In the past several years, the visibility of Chicagoland's LGBTQ community has grown out of our traditional neighborhood enclaves and into every corner of the greater Chicago area. As our community has grown, so have our legal rights and protections. Last year, we won Civil Unions here in Illinois. Nationally, we were able to overturn Don't Ask, Don't Tell. And this year, our president, a longtime friend of Chicagoland's LGBTQ community, made history when he came out in favor of marriage equality.

In 1969, this progress was unimaginable. There was no Center on Halsted. There were no civil unions. There was no nationwide movement for equality. Instead there was fear of abuse, hate and discrimination -- from our families, our workplaces and our government. One hot June night that year, a small group of patrons, mostly drag queens, at New York's Stonewall Inn had had enough. The Inn was constantly raided by local police who would torment the patrons, sometimes physically abusing them, arresting them or demanding bribes.
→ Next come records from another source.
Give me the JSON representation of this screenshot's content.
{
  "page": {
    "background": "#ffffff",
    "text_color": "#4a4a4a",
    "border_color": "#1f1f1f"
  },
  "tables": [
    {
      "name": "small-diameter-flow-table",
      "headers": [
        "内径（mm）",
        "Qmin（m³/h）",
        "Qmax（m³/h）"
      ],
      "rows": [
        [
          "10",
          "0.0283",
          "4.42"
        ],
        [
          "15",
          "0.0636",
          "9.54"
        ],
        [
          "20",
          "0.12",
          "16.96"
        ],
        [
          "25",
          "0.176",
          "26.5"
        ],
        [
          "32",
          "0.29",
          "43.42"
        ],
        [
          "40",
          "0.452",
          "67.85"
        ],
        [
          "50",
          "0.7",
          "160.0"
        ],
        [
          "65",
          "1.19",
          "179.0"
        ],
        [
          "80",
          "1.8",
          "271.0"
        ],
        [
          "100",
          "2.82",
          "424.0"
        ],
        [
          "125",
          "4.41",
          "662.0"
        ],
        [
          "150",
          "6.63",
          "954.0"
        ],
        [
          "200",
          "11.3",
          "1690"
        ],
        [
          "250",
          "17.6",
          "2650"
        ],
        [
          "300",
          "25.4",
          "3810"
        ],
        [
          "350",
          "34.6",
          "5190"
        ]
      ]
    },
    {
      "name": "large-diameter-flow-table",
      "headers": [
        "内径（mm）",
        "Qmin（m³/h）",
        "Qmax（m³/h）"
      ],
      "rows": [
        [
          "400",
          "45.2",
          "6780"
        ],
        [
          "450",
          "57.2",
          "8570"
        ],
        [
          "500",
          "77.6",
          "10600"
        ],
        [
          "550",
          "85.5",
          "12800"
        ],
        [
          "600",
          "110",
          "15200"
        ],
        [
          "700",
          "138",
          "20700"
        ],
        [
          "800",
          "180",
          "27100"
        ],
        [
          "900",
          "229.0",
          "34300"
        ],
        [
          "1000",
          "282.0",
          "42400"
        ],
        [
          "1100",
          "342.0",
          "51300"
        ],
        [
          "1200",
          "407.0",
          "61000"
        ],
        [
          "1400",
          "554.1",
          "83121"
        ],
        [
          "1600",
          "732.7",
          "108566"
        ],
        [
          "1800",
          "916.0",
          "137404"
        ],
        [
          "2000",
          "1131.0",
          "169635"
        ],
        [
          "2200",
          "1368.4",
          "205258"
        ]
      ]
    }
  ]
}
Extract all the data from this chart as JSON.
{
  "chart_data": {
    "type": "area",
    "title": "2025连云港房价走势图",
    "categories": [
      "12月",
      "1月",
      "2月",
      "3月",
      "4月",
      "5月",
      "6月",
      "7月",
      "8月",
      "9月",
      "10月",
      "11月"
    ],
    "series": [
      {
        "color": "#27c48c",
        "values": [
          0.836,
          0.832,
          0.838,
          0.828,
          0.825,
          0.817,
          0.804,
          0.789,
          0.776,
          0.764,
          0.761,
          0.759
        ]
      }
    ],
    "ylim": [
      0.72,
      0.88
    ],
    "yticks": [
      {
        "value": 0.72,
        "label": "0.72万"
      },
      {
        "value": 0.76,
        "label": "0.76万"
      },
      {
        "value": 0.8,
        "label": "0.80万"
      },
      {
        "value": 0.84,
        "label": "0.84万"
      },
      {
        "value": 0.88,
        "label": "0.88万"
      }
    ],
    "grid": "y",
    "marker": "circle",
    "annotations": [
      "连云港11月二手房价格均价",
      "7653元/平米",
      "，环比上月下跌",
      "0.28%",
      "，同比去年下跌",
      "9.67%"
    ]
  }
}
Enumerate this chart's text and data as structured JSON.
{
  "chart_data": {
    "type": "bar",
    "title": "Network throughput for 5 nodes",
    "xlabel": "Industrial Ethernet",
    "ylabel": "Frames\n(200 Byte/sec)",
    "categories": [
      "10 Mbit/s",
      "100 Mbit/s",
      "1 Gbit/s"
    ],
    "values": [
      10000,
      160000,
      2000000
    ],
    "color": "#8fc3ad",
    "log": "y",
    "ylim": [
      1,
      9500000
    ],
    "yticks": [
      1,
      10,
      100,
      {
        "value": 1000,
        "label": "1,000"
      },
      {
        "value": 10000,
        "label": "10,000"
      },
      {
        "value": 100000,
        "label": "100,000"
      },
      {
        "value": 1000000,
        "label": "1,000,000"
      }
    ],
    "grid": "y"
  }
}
When the police arrived that night, the patrons fought back, declaring their right to be who they are -- free from abuse and hate. In the process they changed the course of LGBTQ history forever.

The following June, a small group of 150 activists gathered in downtown Chicago to march on what is known today as Daley Plaza to declare their pride and to honor those patrons at the Stonewall on the one year anniversary. That gathering, along with similar ones in San Francisco, Los Angeles and New York, became the nation's very first pride parade.

Now, 40 years later, more than 800,000 community members and allies gather every June in Lakeview -- and, thanks to this year's expanded route, Uptown -- to celebrate Chicagoland's LGBTQ community. It's a time for us all to celebrate. It's also a time to reaffirm ourselves to the ongoing struggle for equality and acceptance because, even though we've made progress, there is still work to be done.

There are still neighborhoods and towns in our region where there are no rainbows affirming LGBTQ people. There are still schools where our young people are bullied and tormented. There are still community centers and houses of worship where we are castigated and persecuted. There are still retirement communities and nursing homes where our seniors are forced back into the closet.

Though we will gather this weekend on the city's Northside, let's remember that our community is everywhere -- on the Westside, the Southside, the suburbs, in Indiana and Wisconsin. Let's work together to advance the health and well-being of our entire community in every neighborhood, not just during Pride but throughout the entire year. You can start by coming out us this weekend for the parade. Your presence will send a message of support and encouragement throughout our region. You can continue by donating or volunteering at Center on Halsted as we continue working to advance the health and well-being of the LGBTQ community across the city.

And one day soon, no matter where we live, we will hopefully look up and see a rainbow shining above us all. Happy Pride!